Le quatrième mantra est un peu plus difficile à pratiquer, en particulier s’il y a beaucoup d’orgueil en vous. Il est utile à pratiquer quand c’est vous qui souffrez en étant persuadé que c’est l’autre qui est à l’origine de votre souffrance. Cela arrive parfois. Si quelqu’un d’autre avait dit ou fait la même chose, vous n’auriez peut-être pas autant souffert. Mais comme c’est quelqu’un que vous aimez qui vous a blessé, vous souffrez terriblement et vous pouvez avoir envie de le punir, parce qu’il a osé vous faire souffrir.
Quand nous souffrons, nous pensons que l’autre est la cause de notre souffrance. « Elle ne m’aime pas. Alors pourquoi devrais-je l’aimer ? » Notre tendance naturelle est de vouloir punir l’autre, par exemple en lui lançant : « Tu sais, je peux très bien survivre sans toi. » C’est une autre façon de lui dire : « Je n’ai pas besoin de toi. » Mais ce n’est pas l’amour véritable. Nous sommes nombreux à avoir commis cette erreur. J’ai aussi fait cette erreur.

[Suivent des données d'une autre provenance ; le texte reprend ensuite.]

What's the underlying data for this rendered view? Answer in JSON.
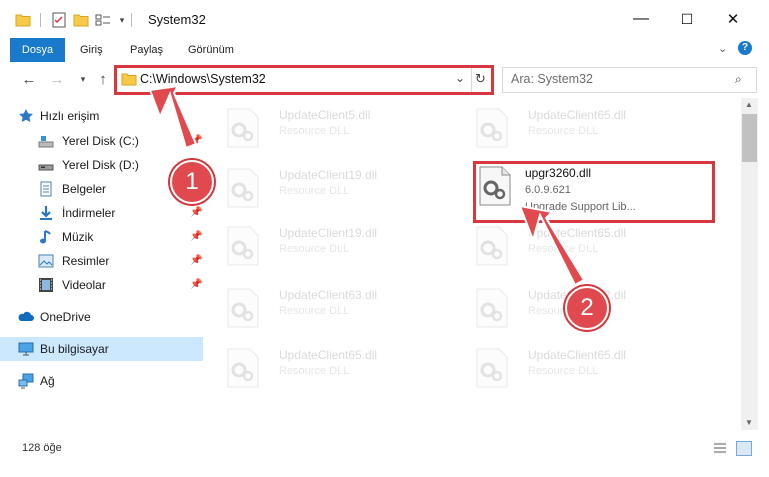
{
  "window": {
    "title": "System32",
    "buttons": {
      "minimize": "—",
      "maximize": "☐",
      "close": "✕"
    }
  },
  "ribbon": {
    "tabs": [
      {
        "label": "Dosya"
      },
      {
        "label": "Giriş"
      },
      {
        "label": "Paylaş"
      },
      {
        "label": "Görünüm"
      }
    ]
  },
  "address": {
    "path": "C:\\Windows\\System32"
  },
  "search": {
    "placeholder": "Ara: System32"
  },
  "sidebar": {
    "items": [
      {
        "label": "Hızlı erişim",
        "icon": "star-icon"
      },
      {
        "label": "Yerel Disk (C:)",
        "icon": "drive-icon"
      },
      {
        "label": "Yerel Disk (D:)",
        "icon": "drive-icon"
      },
      {
        "label": "Belgeler",
        "icon": "documents-icon"
      },
      {
        "label": "İndirmeler",
        "icon": "download-icon"
      },
      {
        "label": "Müzik",
        "icon": "music-icon"
      },
      {
        "label": "Resimler",
        "icon": "pictures-icon"
      },
      {
        "label": "Videolar",
        "icon": "videos-icon"
      },
      {
        "label": "OneDrive",
        "icon": "cloud-icon"
      },
      {
        "label": "Bu bilgisayar",
        "icon": "computer-icon"
      },
      {
        "label": "Ağ",
        "icon": "network-icon"
      }
    ]
  },
  "files": [
    {
      "name": "UpdateClient5.dll",
      "sub": "Resource DLL"
    },
    {
      "name": "UpdateClient65.dll",
      "sub": "Resource DLL"
    },
    {
      "name": "UpdateClient19.dll",
      "sub": "Resource DLL"
    },
    {
      "name": "upgr3260.dll",
      "version": "6.0.9.621",
      "desc": "Upgrade Support Lib..."
    },
    {
      "name": "UpdateClient19.dll",
      "sub": "Resource DLL"
    },
    {
      "name": "UpdateClient65.dll",
      "sub": "Resource DLL"
    },
    {
      "name": "UpdateClient63.dll",
      "sub": "Resource DLL"
    },
    {
      "name": "UpdateClient42.dll",
      "sub": "Resource DLL"
    },
    {
      "name": "UpdateClient65.dll",
      "sub": "Resource DLL"
    },
    {
      "name": "UpdateClient65.dll",
      "sub": "Resource DLL"
    }
  ],
  "status": {
    "count": "128 öğe"
  },
  "annotations": {
    "step1": "1",
    "step2": "2"
  },
  "colors": {
    "accent": "#1979ca",
    "highlight": "#d9363e",
    "selected": "#cce8ff"
  }
}
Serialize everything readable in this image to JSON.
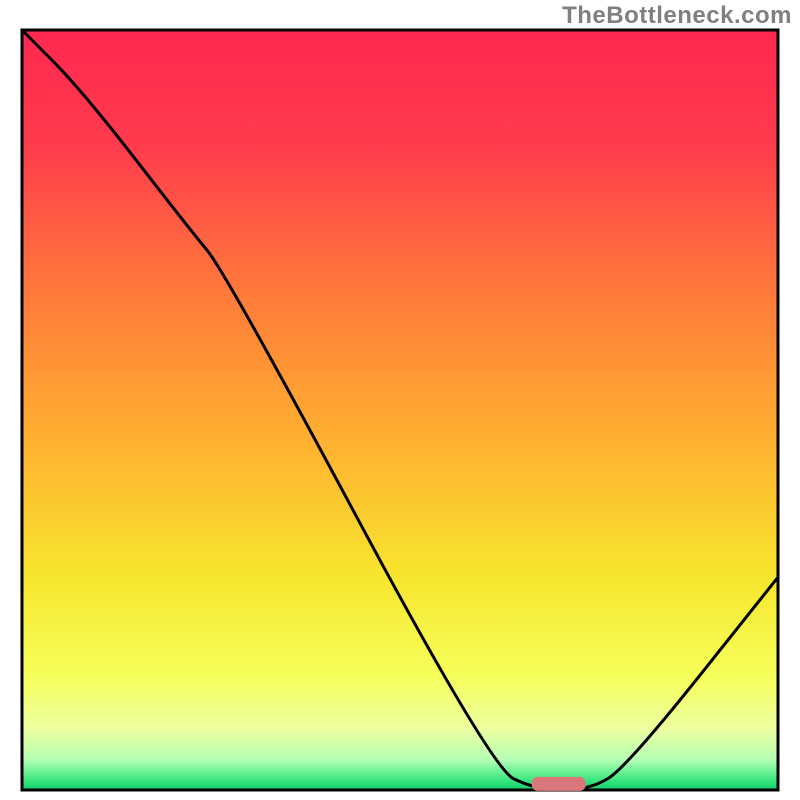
{
  "watermark": "TheBottleneck.com",
  "chart_data": {
    "type": "line",
    "title": "",
    "xlabel": "",
    "ylabel": "",
    "xlim": [
      0,
      100
    ],
    "ylim": [
      0,
      100
    ],
    "grid": false,
    "background": "vertical red→orange→yellow→green gradient ending in thin green band at bottom",
    "series": [
      {
        "name": "curve",
        "x": [
          0,
          8,
          22,
          27,
          62,
          68,
          75,
          80,
          100
        ],
        "y": [
          100,
          92,
          74,
          68,
          3,
          0,
          0,
          3,
          28
        ]
      }
    ],
    "marker": {
      "x": 71,
      "y": 0.8,
      "color": "#d9777b",
      "shape": "rounded-rect"
    },
    "gradient_stops": [
      {
        "offset": 0,
        "color": "#ff2850"
      },
      {
        "offset": 15,
        "color": "#ff3b4d"
      },
      {
        "offset": 35,
        "color": "#ff7b3a"
      },
      {
        "offset": 55,
        "color": "#ffb330"
      },
      {
        "offset": 72,
        "color": "#f7e62e"
      },
      {
        "offset": 85,
        "color": "#f6ff5a"
      },
      {
        "offset": 92,
        "color": "#ecffa0"
      },
      {
        "offset": 96,
        "color": "#b4ffb4"
      },
      {
        "offset": 99,
        "color": "#2de37a"
      },
      {
        "offset": 100,
        "color": "#18c96a"
      }
    ]
  }
}
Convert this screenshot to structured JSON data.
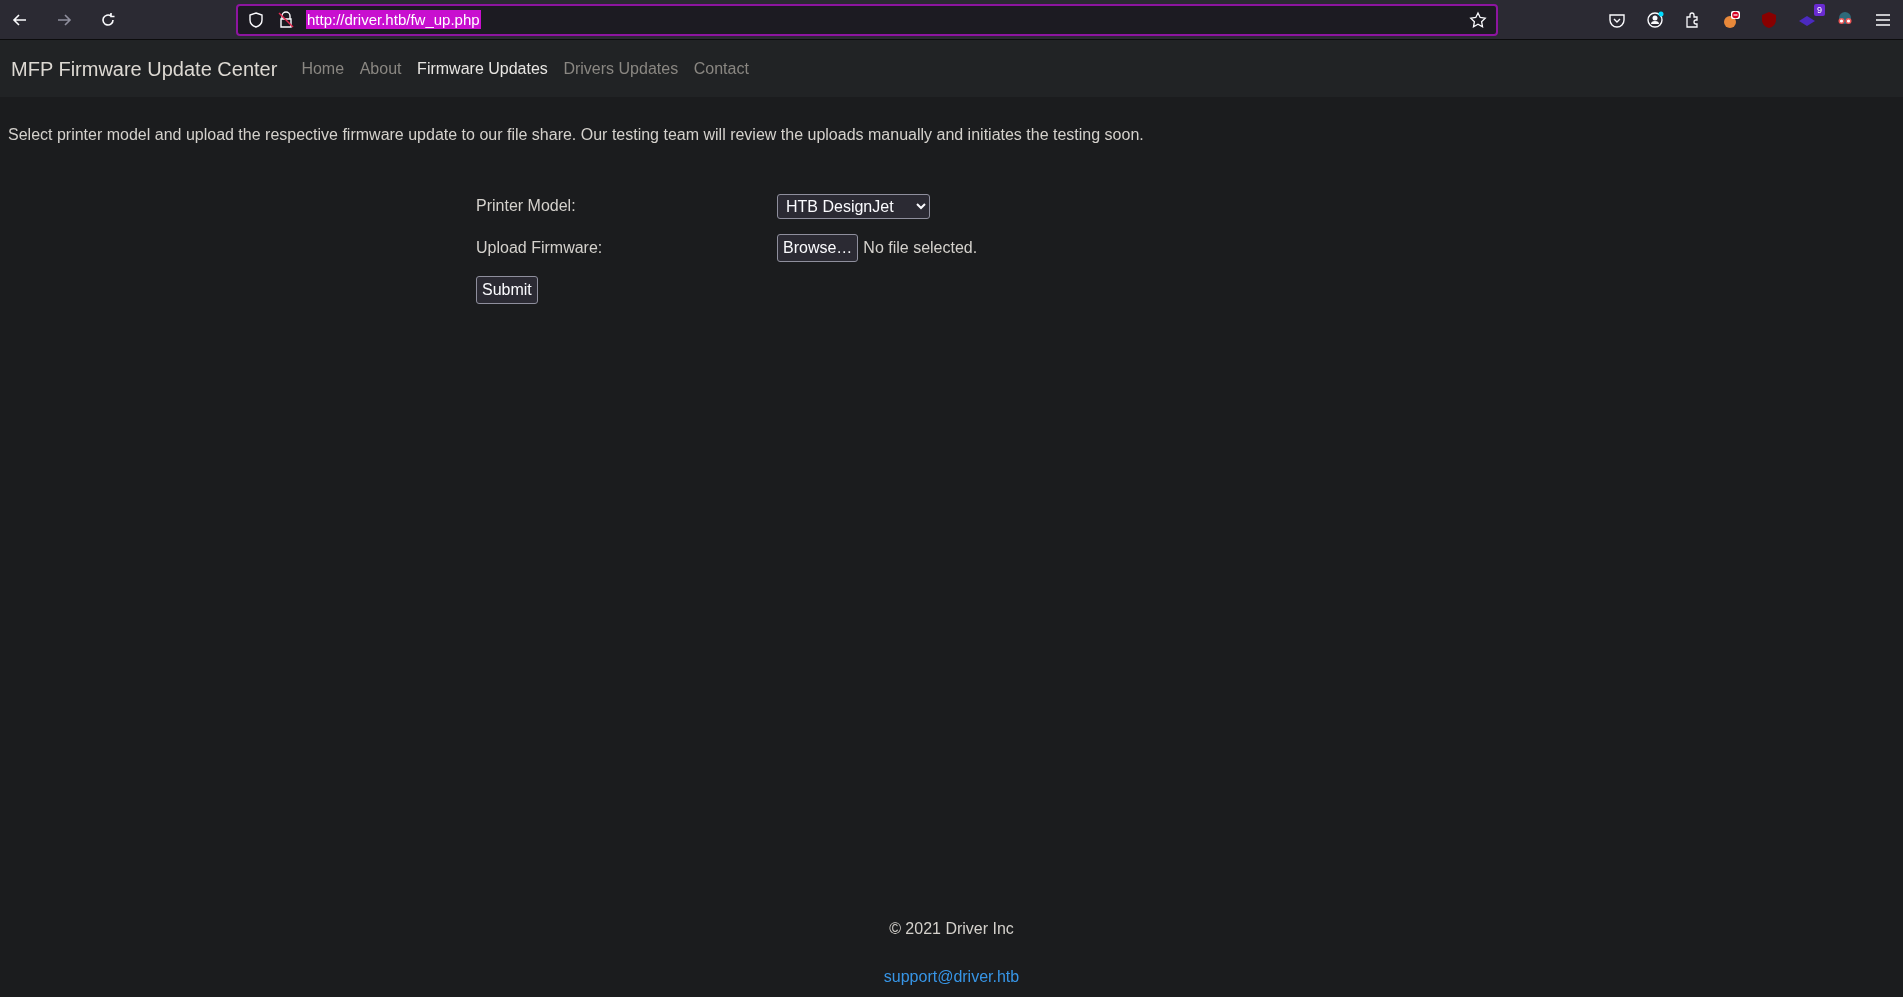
{
  "browser": {
    "url": "http://driver.htb/fw_up.php",
    "forward_disabled": true,
    "extension_badge": "9"
  },
  "navbar": {
    "brand": "MFP Firmware Update Center",
    "items": [
      {
        "label": "Home",
        "selected": false
      },
      {
        "label": "About",
        "selected": false
      },
      {
        "label": "Firmware Updates",
        "selected": true
      },
      {
        "label": "Drivers Updates",
        "selected": false
      },
      {
        "label": "Contact",
        "selected": false
      }
    ]
  },
  "intro": "Select printer model and upload the respective firmware update to our file share. Our testing team will review the uploads manually and initiates the testing soon.",
  "form": {
    "printer_model_label": "Printer Model:",
    "printer_model_value": "HTB DesignJet",
    "upload_label": "Upload Firmware:",
    "browse_button": "Browse…",
    "file_status": "No file selected.",
    "submit": "Submit"
  },
  "footer": {
    "copyright": "© 2021 Driver Inc",
    "email": "support@driver.htb"
  }
}
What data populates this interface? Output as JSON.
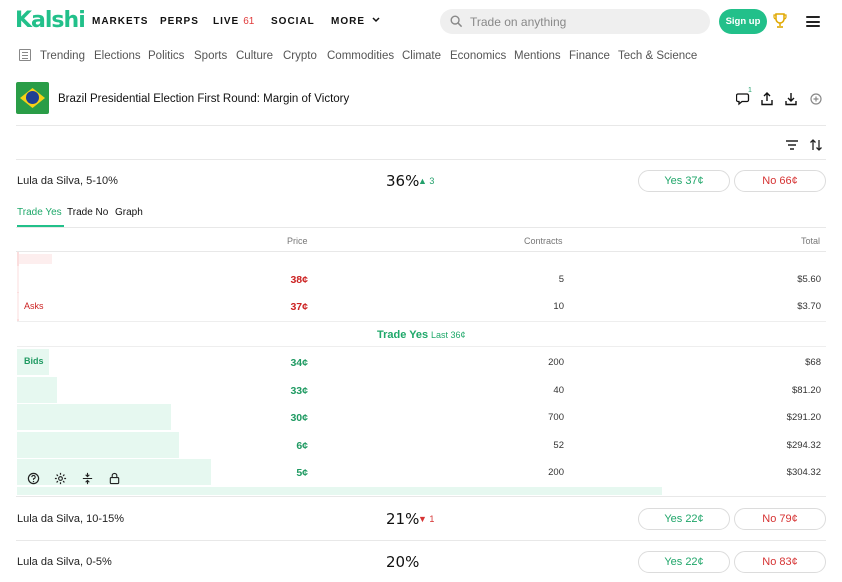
{
  "brand": {
    "logo": "Kalshi",
    "accent": "#22c08a"
  },
  "nav": {
    "markets": "MARKETS",
    "perps": "PERPS",
    "live": "LIVE",
    "live_count": "61",
    "social": "SOCIAL",
    "more": "MORE"
  },
  "search": {
    "placeholder": "Trade on anything"
  },
  "signup": "Sign up",
  "categories": [
    "Trending",
    "Elections",
    "Politics",
    "Sports",
    "Culture",
    "Crypto",
    "Commodities",
    "Climate",
    "Economics",
    "Mentions",
    "Finance",
    "Tech & Science"
  ],
  "market": {
    "title": "Brazil Presidential Election First Round: Margin of Victory",
    "comment_count": "1"
  },
  "outcomes": [
    {
      "name": "Lula da Silva, 5-10%",
      "pct": "36%",
      "change": "3",
      "direction": "up",
      "yes": "Yes 37¢",
      "no": "No 66¢"
    },
    {
      "name": "Lula da Silva, 10-15%",
      "pct": "21%",
      "change": "1",
      "direction": "down",
      "yes": "Yes 22¢",
      "no": "No 79¢"
    },
    {
      "name": "Lula da Silva, 0-5%",
      "pct": "20%",
      "change": "",
      "direction": "",
      "yes": "Yes 22¢",
      "no": "No 83¢"
    }
  ],
  "tabs": {
    "trade_yes": "Trade Yes",
    "trade_no": "Trade No",
    "graph": "Graph"
  },
  "orderbook": {
    "headers": {
      "price": "Price",
      "contracts": "Contracts",
      "total": "Total"
    },
    "asks_label": "Asks",
    "bids_label": "Bids",
    "asks": [
      {
        "price": "38¢",
        "contracts": "5",
        "total": "$5.60"
      },
      {
        "price": "37¢",
        "contracts": "10",
        "total": "$3.70"
      }
    ],
    "spread_label": "Trade Yes",
    "last_label": "Last 36¢",
    "bids": [
      {
        "price": "34¢",
        "contracts": "200",
        "total": "$68",
        "depth": 0.04
      },
      {
        "price": "33¢",
        "contracts": "40",
        "total": "$81.20",
        "depth": 0.05
      },
      {
        "price": "30¢",
        "contracts": "700",
        "total": "$291.20",
        "depth": 0.19
      },
      {
        "price": "6¢",
        "contracts": "52",
        "total": "$294.32",
        "depth": 0.2
      },
      {
        "price": "5¢",
        "contracts": "200",
        "total": "$304.32",
        "depth": 0.24
      }
    ]
  }
}
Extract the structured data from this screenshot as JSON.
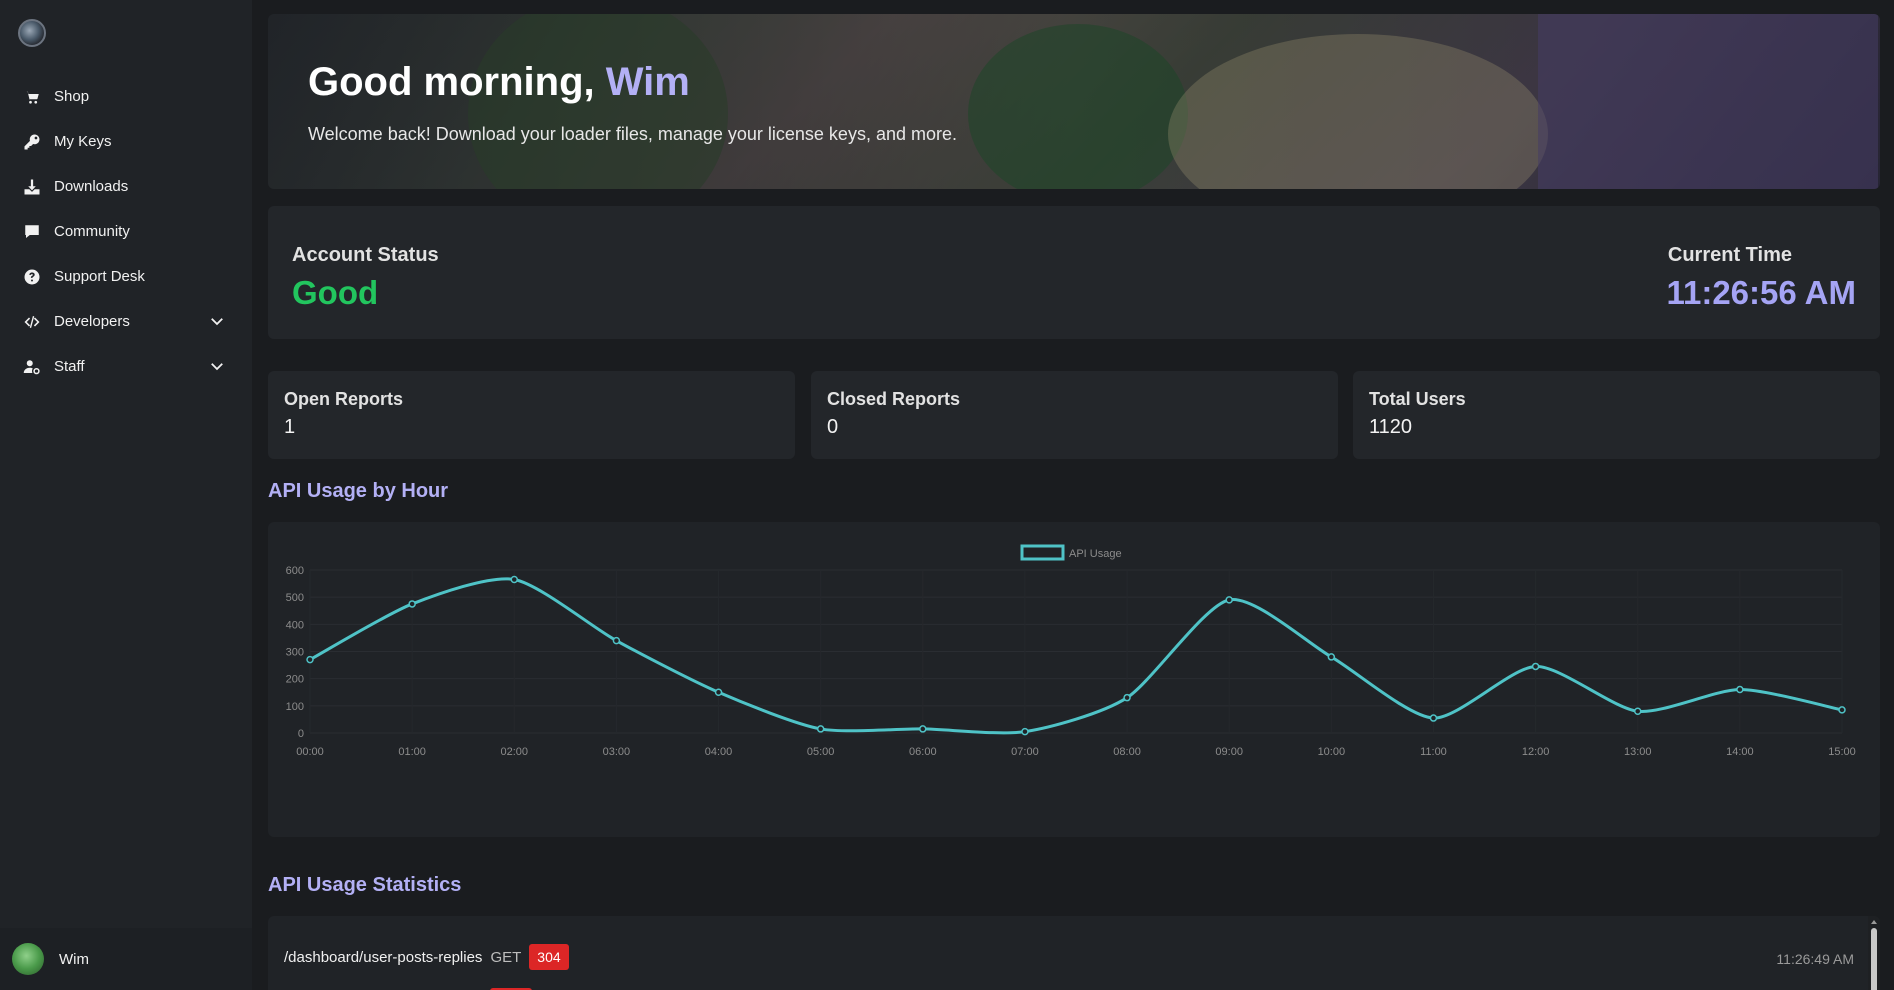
{
  "sidebar": {
    "items": [
      {
        "label": "Shop",
        "icon": "cart-icon"
      },
      {
        "label": "My Keys",
        "icon": "key-icon"
      },
      {
        "label": "Downloads",
        "icon": "download-icon"
      },
      {
        "label": "Community",
        "icon": "chat-icon"
      },
      {
        "label": "Support Desk",
        "icon": "help-circle-icon"
      },
      {
        "label": "Developers",
        "icon": "code-icon",
        "expandable": true
      },
      {
        "label": "Staff",
        "icon": "user-cog-icon",
        "expandable": true
      }
    ],
    "user": {
      "name": "Wim"
    }
  },
  "hero": {
    "greeting": "Good morning,",
    "name": "Wim",
    "subtitle": "Welcome back! Download your loader files, manage your license keys, and more."
  },
  "status": {
    "account_label": "Account Status",
    "account_value": "Good",
    "time_label": "Current Time",
    "time_value": "11:26:56 AM"
  },
  "stats": [
    {
      "label": "Open Reports",
      "value": "1"
    },
    {
      "label": "Closed Reports",
      "value": "0"
    },
    {
      "label": "Total Users",
      "value": "1120"
    }
  ],
  "sections": {
    "chart_title": "API Usage by Hour",
    "list_title": "API Usage Statistics"
  },
  "chart_data": {
    "type": "line",
    "title": "",
    "legend": [
      "API Usage"
    ],
    "legend_position": "top",
    "x": [
      "00:00",
      "01:00",
      "02:00",
      "03:00",
      "04:00",
      "05:00",
      "06:00",
      "07:00",
      "08:00",
      "09:00",
      "10:00",
      "11:00",
      "12:00",
      "13:00",
      "14:00",
      "15:00"
    ],
    "series": [
      {
        "name": "API Usage",
        "values": [
          270,
          475,
          565,
          340,
          150,
          15,
          15,
          5,
          130,
          490,
          280,
          55,
          245,
          80,
          160,
          85
        ]
      }
    ],
    "yticks": [
      "0",
      "100",
      "200",
      "300",
      "400",
      "500",
      "600"
    ],
    "ylim": [
      0,
      600
    ],
    "grid": true,
    "color": "#4fc3c7"
  },
  "api_stats": [
    {
      "endpoint": "/dashboard/user-posts-replies",
      "method": "GET",
      "status": "304",
      "time": "11:26:49 AM"
    }
  ],
  "colors": {
    "accent": "#b3b0f5",
    "good": "#22c55e",
    "error": "#dc2626",
    "line": "#4fc3c7"
  }
}
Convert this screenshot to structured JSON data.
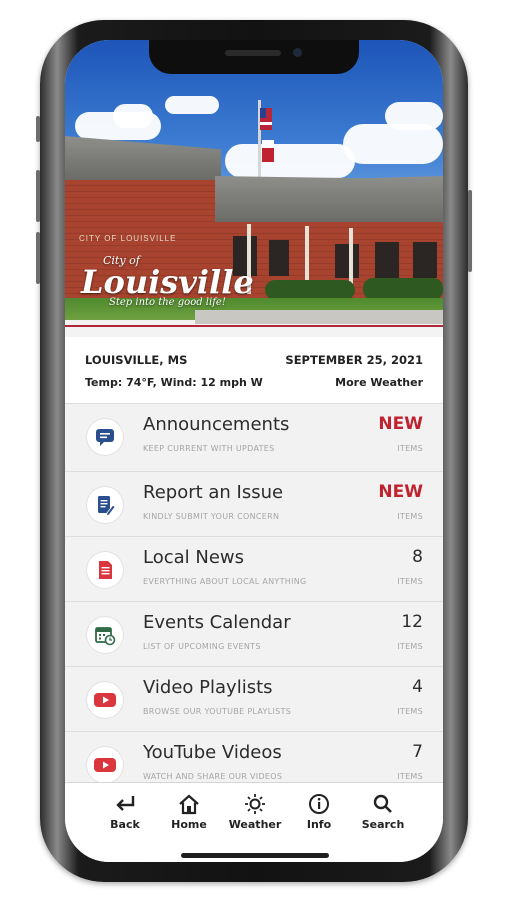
{
  "hero": {
    "sign_text": "CITY OF LOUISVILLE",
    "logo_city": "City of",
    "logo_name": "Louisville",
    "logo_tagline": "Step into the good life!"
  },
  "info": {
    "location": "LOUISVILLE, MS",
    "date": "SEPTEMBER 25, 2021",
    "weather": "Temp: 74°F, Wind: 12 mph W",
    "more_weather": "More Weather"
  },
  "colors": {
    "accent_red": "#c0232f",
    "icon_blue": "#2a4f8f",
    "icon_green": "#2f6b46",
    "youtube_red": "#d9363e"
  },
  "menu": [
    {
      "title": "Announcements",
      "subtitle": "KEEP CURRENT WITH UPDATES",
      "count": "NEW",
      "unit": "ITEMS",
      "icon": "chat-bubble-icon"
    },
    {
      "title": "Report an Issue",
      "subtitle": "KINDLY SUBMIT YOUR CONCERN",
      "count": "NEW",
      "unit": "ITEMS",
      "icon": "document-edit-icon"
    },
    {
      "title": "Local News",
      "subtitle": "EVERYTHING ABOUT LOCAL ANYTHING",
      "count": "8",
      "unit": "ITEMS",
      "icon": "news-document-icon"
    },
    {
      "title": "Events Calendar",
      "subtitle": "LIST OF UPCOMING EVENTS",
      "count": "12",
      "unit": "ITEMS",
      "icon": "calendar-clock-icon"
    },
    {
      "title": "Video Playlists",
      "subtitle": "BROWSE OUR YOUTUBE PLAYLISTS",
      "count": "4",
      "unit": "ITEMS",
      "icon": "youtube-icon"
    },
    {
      "title": "YouTube Videos",
      "subtitle": "WATCH AND SHARE OUR VIDEOS",
      "count": "7",
      "unit": "ITEMS",
      "icon": "youtube-icon"
    }
  ],
  "tabs": [
    {
      "label": "Back",
      "icon": "back-arrow-icon"
    },
    {
      "label": "Home",
      "icon": "home-icon"
    },
    {
      "label": "Weather",
      "icon": "sun-icon"
    },
    {
      "label": "Info",
      "icon": "info-icon"
    },
    {
      "label": "Search",
      "icon": "search-icon"
    }
  ]
}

Mais nous apprenons. En fait, quand nous souffrons, nous pensons ne pas avoir besoin de l’autre. Nous avions pourtant pris un engagement au début de notre relation, et nous sommes censés faire preuve d’honnêteté et respecter cet engagement. Quand vous souffrez, vous devriez le dire à la personne que vous aimez et lui demander de l’aide. Hélas ! Nous avons tendance à faire le contraire. Nous voulons lui montrer que nous n’avons plus besoin d’elle. Nous préférons nous enfermer dans notre chambre pour pleurer plutôt que demander de l’aide. Il y a de l’orgueil en nous. Or, dans le véritable amour, il n’y a pas de place pour la fierté. C’est pourquoi nous avons besoin du quatrième mantra : « Chéri·e, je souffre. Aide-moi, s’il te plaît. »
C’est si simple, et pourtant si difficile. Mais si vous parvenez à prononcer ce mantra, vous souffrirez moins aussitôt. Je vous le garantis. Si l’autre personne remarque que vous n’allez pas bien et vous demande : « Chéri·e, est-ce que tu souffres ? » et qu’elle essaie de vous réconforter, vous aurez peut-être l’impulsion de répondre : « Souffrir ? Pourquoi est-ce que je souffrirais ? » Mais ce n’est pas vrai, vous souffrez énormément. Si elle vient vers vous et pose sa main sur votre épaule, peut-être aurez-vous envie de lui dire : « Laisse-moi. J’ai besoin d’être seul·e. » Ce genre d’erreur est fréquent.
La pratique du quatrième mantra vous invite à adopter une attitude tout à fait opposée, en reconnaissant que vous souffrez. « Chéri·e, je souffre. Je veux que tu le saches. S’il te plaît, aide-moi. » La formule est en réalité un peu plus longue : « Chéri·e, je souffre. Je ne comprends pas pourquoi tu m’as dit cela. Je ne comprends pas pourquoi tu as fait cela. Je souffre. S’il te plaît, explique-moi. J’ai besoin de ton aide. » C’est l’amour véritable. Mais si vous dites : « Je ne souffre pas. Je n’ai pas besoin d’aide », ce n’est pas l’amour véritable.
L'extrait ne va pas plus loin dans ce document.